07 Lis 2013, 14:44
No i słusznie. Ja kupiłem nowego Nissana Navara w salonie Przyguccy INTERCARS w Łodzi i kiedy go sprzedawałem okazało się, że ma wyprawkę na tylnej klapie. Sam nigdy tego nie zauważyłem, ale czujnik pokazał różnicę w grubości lakieru i faktycznie jak się pod światło patrzyło to było widać, że coś jest nie tak.
Gdybym został poinformowany o tym w momencie kupna to bym to olał (ewentualnie trochę ponegocjował cenę), bo tak jak wcześniej pisałem - nie było tego właściwie widać, ale wyszedłem na kłamcę przed klientem, bo oczywiście powiedziałem, że auto nie było lakierowane. No i straciłem 250zł, bo mieliśmy umowę, że jeśli samochód będzie ok to odda mi za dojazd (facet chciał koniecznie sprawdzić samochód w zaufanym serwisie).

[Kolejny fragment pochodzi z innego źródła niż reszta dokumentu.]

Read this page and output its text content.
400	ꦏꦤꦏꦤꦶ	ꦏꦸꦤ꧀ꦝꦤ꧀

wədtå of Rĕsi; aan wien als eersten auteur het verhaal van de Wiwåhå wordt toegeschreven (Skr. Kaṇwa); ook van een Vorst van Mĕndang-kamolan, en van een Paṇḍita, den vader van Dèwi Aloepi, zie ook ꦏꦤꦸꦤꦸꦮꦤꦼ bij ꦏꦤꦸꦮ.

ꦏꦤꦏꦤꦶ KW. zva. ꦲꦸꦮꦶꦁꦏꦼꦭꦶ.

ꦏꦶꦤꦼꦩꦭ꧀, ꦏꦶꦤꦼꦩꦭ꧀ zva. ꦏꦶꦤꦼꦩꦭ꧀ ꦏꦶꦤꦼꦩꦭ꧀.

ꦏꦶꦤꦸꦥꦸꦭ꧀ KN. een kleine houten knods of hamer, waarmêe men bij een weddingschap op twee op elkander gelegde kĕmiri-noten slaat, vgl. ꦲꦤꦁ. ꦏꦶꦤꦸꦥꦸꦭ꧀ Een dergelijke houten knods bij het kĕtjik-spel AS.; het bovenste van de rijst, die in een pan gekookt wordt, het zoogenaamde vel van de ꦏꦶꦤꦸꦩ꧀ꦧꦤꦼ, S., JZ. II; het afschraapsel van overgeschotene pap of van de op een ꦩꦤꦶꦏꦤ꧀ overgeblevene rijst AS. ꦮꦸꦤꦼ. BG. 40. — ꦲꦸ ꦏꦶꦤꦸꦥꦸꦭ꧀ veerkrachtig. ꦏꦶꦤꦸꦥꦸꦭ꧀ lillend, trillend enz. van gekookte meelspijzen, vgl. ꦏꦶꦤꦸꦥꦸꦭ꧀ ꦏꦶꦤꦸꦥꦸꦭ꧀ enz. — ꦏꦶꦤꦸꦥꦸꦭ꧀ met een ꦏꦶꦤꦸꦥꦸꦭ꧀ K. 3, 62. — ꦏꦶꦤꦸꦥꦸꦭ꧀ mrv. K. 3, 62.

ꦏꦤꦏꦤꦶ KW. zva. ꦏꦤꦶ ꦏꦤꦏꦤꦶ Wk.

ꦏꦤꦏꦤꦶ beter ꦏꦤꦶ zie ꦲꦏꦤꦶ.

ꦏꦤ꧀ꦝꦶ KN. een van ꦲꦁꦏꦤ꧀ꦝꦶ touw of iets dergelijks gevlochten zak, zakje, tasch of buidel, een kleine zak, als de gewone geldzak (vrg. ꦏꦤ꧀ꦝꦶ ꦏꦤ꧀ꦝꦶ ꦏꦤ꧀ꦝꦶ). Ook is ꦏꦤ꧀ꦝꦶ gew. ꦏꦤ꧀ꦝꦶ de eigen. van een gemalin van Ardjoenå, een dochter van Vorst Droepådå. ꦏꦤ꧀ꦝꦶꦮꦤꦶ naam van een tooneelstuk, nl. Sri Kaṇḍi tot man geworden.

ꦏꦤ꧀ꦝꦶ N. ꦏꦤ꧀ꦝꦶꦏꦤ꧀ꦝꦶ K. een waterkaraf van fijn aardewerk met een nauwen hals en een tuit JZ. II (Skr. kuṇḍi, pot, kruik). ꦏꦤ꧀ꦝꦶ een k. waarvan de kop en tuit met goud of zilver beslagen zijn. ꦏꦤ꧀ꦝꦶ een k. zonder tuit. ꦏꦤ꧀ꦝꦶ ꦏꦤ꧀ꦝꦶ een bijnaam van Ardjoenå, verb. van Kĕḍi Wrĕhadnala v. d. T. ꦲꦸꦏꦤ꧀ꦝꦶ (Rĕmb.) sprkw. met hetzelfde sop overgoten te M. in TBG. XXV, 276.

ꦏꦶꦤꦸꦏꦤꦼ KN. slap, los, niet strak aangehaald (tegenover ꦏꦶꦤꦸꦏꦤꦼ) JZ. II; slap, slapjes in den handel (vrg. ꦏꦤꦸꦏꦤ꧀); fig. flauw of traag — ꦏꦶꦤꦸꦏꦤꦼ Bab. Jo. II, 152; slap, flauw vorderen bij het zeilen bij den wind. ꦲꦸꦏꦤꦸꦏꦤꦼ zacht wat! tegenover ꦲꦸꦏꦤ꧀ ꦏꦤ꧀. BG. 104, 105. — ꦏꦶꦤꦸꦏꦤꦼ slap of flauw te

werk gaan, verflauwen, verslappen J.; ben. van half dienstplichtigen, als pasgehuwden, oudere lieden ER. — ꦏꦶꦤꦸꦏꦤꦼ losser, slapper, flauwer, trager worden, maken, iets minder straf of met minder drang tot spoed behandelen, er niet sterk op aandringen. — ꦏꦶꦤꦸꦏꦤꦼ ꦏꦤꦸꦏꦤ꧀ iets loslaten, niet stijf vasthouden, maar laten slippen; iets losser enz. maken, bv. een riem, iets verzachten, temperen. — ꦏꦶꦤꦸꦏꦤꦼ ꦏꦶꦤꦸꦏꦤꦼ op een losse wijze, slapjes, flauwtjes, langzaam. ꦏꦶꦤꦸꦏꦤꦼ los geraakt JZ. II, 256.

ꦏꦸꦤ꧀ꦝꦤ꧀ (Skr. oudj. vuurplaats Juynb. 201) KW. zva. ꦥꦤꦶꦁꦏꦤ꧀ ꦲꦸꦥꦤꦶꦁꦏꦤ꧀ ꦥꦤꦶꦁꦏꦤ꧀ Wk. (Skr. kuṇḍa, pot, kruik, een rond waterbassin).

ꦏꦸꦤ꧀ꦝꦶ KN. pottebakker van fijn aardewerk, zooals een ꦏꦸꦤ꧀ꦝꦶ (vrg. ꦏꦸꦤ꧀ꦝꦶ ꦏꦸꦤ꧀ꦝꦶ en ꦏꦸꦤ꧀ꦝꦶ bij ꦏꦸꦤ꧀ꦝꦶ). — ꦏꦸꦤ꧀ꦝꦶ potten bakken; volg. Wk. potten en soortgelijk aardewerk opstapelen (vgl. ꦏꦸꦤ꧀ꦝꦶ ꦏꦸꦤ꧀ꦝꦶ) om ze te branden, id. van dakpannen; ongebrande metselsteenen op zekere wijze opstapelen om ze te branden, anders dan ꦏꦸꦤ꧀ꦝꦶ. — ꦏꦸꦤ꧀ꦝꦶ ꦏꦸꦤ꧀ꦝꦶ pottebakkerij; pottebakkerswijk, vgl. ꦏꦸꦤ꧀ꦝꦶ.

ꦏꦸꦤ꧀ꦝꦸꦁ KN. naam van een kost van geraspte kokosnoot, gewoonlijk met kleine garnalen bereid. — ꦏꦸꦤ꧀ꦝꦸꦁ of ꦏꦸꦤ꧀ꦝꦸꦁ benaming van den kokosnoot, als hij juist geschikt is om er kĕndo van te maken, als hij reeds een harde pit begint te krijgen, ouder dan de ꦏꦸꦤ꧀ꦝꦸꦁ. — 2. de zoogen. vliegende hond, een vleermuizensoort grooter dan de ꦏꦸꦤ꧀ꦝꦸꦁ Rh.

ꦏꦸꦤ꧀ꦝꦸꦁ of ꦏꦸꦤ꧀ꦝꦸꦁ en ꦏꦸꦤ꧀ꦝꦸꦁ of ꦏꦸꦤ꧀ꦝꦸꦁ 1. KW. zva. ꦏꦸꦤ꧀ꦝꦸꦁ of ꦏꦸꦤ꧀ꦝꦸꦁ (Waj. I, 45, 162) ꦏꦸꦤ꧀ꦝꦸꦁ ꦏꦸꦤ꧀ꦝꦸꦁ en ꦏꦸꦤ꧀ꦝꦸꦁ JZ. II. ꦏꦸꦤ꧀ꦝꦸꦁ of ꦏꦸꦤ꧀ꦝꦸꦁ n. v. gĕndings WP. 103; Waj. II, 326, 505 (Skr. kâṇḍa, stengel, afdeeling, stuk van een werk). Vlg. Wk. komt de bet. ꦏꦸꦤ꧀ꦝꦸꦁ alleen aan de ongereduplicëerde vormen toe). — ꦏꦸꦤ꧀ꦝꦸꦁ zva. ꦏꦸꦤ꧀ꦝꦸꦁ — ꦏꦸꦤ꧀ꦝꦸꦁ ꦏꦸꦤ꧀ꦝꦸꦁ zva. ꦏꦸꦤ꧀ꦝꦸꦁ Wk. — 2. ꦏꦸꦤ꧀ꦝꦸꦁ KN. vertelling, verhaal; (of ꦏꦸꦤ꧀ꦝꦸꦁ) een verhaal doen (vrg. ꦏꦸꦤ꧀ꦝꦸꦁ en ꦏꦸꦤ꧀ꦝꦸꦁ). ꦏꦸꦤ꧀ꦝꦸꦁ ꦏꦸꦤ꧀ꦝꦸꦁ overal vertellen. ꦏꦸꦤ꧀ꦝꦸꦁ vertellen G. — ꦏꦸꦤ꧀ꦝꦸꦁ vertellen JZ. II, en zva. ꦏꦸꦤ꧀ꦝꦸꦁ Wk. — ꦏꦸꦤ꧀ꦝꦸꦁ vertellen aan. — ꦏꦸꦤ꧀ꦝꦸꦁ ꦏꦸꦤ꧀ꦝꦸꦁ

Wniosek jest jeden - KUPUJĄC NOWY SAMOCHÓD W SERWISIE TEŻ TRZEBA SPRADZAĆ POWŁOKĘ LAKIERNICZĄ!!! Żeby np. w razie kolizji ubezpieczalnia nie potrąciła jakiejś kwoty za to, że dany element był już "robiony", albo żeby nie wyjść na idiotę przy odsprzedaży.
Ja nigdy więcej nie kupię samochodu w salonie, bo to spora strata pieniędzy.